Вся водяная дрянь выплеснулась наружу, заскользила, засочилась вместе с героями. И тут было уместнее уже добираться пешим ходом, потому как уазик путал дорогу со мглой, ветер стал тенью, а движение — терпением. Почва для хождений была все зыбче. Баканов только и держался, что ботинками да педантичностью, он ее своим существом продуцировал, удлинял этот сук сущего покуда мог, и хватался, и тыкал в самую невыразимую невыразимость, а контекст, сами понимаете, — а мы понимаем куда лучше — терялся. На исходе сил, когда идти за справедливостью стало невмоготу, Баканов обернулся к Розе Твердыщевой. Искал поддержки. Ведь находясь по разные стороны в споре, в поиске-то правды были они заодно.

Тут спутница проделала фокус.

Роза Твердыщева со смаком слизнула красным языком свою хлебную крошку. Баканов моргнул, и хаос будто отступил.

Опять вспыхнула светом галогенок приемная зала, и опустилась стеклянная перегородка, и вернулись стены и куцая утварь. Запахло бумагой и картоном, все — истинная истина как будто. Почта. Только без очереди. Неправильная почта… На прилавке студента ждала открытая книга жалоб. Напомним: всякий отзыв высказывает предприятию, по сути, единое: «Я — или последствия меня — возымеют действие. Я вернусь».

Баканов кивнул, вспомнив разом тысячи своих замечаний, кивнул острым подбородком так, словно карму свою прокомпостировал.

Баканов склонился в окошко и протянул нам извещение.

Мы закрыли рот, и гром последнего выстрела иссяк. Слова обрели слышимость. Студент указал на ноги: ботинки облепили стопы его козлиными копытцами. Каков наш улов!

Ваша работа?

Тебя мы ждали, — сказали мы без обиняков. — Приманка наживлена. Заострен крючок. Ты видел ад, ответь же: кто, если не ты, упорядочит эту баламуть? Кто потянет? Откорректирует, поправит, выяснит в подробностях сверхточных. А то мы порядком косноязычны, небрежны, да и времени не считаем… Видишь ли, здесь дней нет. Или день всегда один, и потому особенный. И поступает чрезвычайная масса отправлений. Все измысленное рано или поздно отправляется к нам — из филиалов. Пришлось ускорить твой приход, поэтому извиняй за анимацию. Пока ждали, мы лишь могли развлекаться словами… Ну, — мы вгляделись в извещение, — распишись, прибывший!

Во-первых, все было совсем не так, — сказал нам Баканов.

Тогда как ты себя чувствуешь?

Как перевернутая клепсидра.

Точно подмечено (мы верно выбрали)… А во-вторых?

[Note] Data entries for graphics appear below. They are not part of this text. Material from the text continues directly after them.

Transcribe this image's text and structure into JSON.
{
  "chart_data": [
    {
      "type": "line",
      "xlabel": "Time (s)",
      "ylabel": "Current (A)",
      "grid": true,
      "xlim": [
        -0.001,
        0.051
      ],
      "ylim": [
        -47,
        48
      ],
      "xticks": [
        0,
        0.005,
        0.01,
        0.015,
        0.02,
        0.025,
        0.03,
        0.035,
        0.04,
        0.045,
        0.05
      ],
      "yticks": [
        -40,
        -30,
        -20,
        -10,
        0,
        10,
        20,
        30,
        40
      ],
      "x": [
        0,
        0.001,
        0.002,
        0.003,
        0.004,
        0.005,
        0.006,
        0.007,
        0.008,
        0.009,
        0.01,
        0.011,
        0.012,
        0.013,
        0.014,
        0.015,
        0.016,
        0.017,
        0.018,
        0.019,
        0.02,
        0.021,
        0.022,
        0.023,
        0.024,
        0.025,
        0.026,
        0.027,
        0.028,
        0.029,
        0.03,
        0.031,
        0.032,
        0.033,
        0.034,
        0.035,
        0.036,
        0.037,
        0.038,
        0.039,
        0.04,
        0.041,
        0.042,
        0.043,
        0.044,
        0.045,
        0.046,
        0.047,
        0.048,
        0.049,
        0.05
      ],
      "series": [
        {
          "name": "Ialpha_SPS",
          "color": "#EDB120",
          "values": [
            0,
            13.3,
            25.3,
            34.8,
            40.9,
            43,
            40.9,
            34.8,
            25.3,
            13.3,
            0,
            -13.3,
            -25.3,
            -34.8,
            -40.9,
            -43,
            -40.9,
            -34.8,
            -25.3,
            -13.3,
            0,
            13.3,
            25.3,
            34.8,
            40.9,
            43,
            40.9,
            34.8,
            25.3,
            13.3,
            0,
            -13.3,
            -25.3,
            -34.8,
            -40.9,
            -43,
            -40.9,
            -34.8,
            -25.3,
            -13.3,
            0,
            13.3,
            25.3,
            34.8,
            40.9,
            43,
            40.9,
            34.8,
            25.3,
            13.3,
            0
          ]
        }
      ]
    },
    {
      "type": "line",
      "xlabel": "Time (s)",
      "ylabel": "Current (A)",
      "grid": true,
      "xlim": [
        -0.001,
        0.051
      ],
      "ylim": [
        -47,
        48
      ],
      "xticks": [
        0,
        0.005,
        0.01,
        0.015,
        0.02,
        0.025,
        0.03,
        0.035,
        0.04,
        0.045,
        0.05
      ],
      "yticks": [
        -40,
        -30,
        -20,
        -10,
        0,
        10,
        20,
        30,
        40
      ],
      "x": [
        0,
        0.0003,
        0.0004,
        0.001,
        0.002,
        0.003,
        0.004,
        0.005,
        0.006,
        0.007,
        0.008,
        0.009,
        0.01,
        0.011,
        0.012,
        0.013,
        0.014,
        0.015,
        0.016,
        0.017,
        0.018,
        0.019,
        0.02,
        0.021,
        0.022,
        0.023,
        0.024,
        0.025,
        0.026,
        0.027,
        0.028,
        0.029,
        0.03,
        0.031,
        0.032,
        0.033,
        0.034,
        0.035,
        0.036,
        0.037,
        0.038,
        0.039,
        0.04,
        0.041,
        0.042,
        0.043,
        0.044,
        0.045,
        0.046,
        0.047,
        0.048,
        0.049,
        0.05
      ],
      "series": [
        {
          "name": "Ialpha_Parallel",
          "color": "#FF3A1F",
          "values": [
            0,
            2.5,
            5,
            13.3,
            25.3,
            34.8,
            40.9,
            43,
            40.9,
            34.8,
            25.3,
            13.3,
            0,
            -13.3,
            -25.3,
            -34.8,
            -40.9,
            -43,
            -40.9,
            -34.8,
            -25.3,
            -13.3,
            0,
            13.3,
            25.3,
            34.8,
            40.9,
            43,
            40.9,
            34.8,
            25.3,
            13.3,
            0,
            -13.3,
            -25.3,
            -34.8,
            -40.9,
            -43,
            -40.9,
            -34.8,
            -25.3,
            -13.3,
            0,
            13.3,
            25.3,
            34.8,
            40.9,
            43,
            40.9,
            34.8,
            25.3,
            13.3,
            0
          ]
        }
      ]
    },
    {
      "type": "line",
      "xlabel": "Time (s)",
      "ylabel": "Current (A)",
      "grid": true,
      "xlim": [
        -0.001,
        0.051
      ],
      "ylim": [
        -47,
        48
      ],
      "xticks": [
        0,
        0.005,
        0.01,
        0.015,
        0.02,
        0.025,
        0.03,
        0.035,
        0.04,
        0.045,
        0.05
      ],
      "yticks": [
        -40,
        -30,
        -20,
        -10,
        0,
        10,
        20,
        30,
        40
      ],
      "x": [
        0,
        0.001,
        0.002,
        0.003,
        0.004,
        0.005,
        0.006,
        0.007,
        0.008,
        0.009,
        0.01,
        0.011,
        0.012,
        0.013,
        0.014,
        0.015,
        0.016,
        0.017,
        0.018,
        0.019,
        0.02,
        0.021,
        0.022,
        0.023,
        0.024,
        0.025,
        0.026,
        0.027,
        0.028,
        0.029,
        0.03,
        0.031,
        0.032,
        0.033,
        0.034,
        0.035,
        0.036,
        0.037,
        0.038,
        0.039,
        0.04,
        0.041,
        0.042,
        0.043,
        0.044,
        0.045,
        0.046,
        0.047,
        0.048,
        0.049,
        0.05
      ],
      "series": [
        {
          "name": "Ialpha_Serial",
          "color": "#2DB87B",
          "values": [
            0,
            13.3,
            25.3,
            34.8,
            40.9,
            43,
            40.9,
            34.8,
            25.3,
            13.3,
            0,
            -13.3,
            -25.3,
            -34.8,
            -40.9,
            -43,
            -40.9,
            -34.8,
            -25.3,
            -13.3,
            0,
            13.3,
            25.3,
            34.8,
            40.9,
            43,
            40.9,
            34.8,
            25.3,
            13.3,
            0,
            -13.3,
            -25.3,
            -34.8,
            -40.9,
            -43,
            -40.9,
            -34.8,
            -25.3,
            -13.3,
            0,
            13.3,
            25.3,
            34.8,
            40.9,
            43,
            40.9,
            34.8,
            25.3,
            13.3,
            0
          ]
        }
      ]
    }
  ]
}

А во-вторых… — Баканов прищурился.

Из наведенных, обманчивых стен почты засочился мрак. Проступили тени праха, и костяные колеса, и медузы пламени. Аберрации отделения. Проступили и, окружив людей, — содрогнулись. Замерли рогатые псы, скользкие птицы, бумажные змеи, иная неведомая чертовщина, оживавшая от шариковой ручки на привязи. Какую только дрянь не предвидит скучающий на почте умишко! Все это нашлось сквозь обман. Все — и сущее ничто — рядом с нашей троицей…

Роза Твердыщева положила руку на плечо Баканова.

Грузчик выпятил грудь.

Где-то вдали проснулось, разразилось неумолимой латынью радио «буханки» — словно луч света дотянулся. И это будто отбросило нас назад. Но и мы готовы были плодить слова, блудить словами, и громоздить смыслы, и отращивать сук…

Во-вторых, — насупился Баканов, — это не мой размер.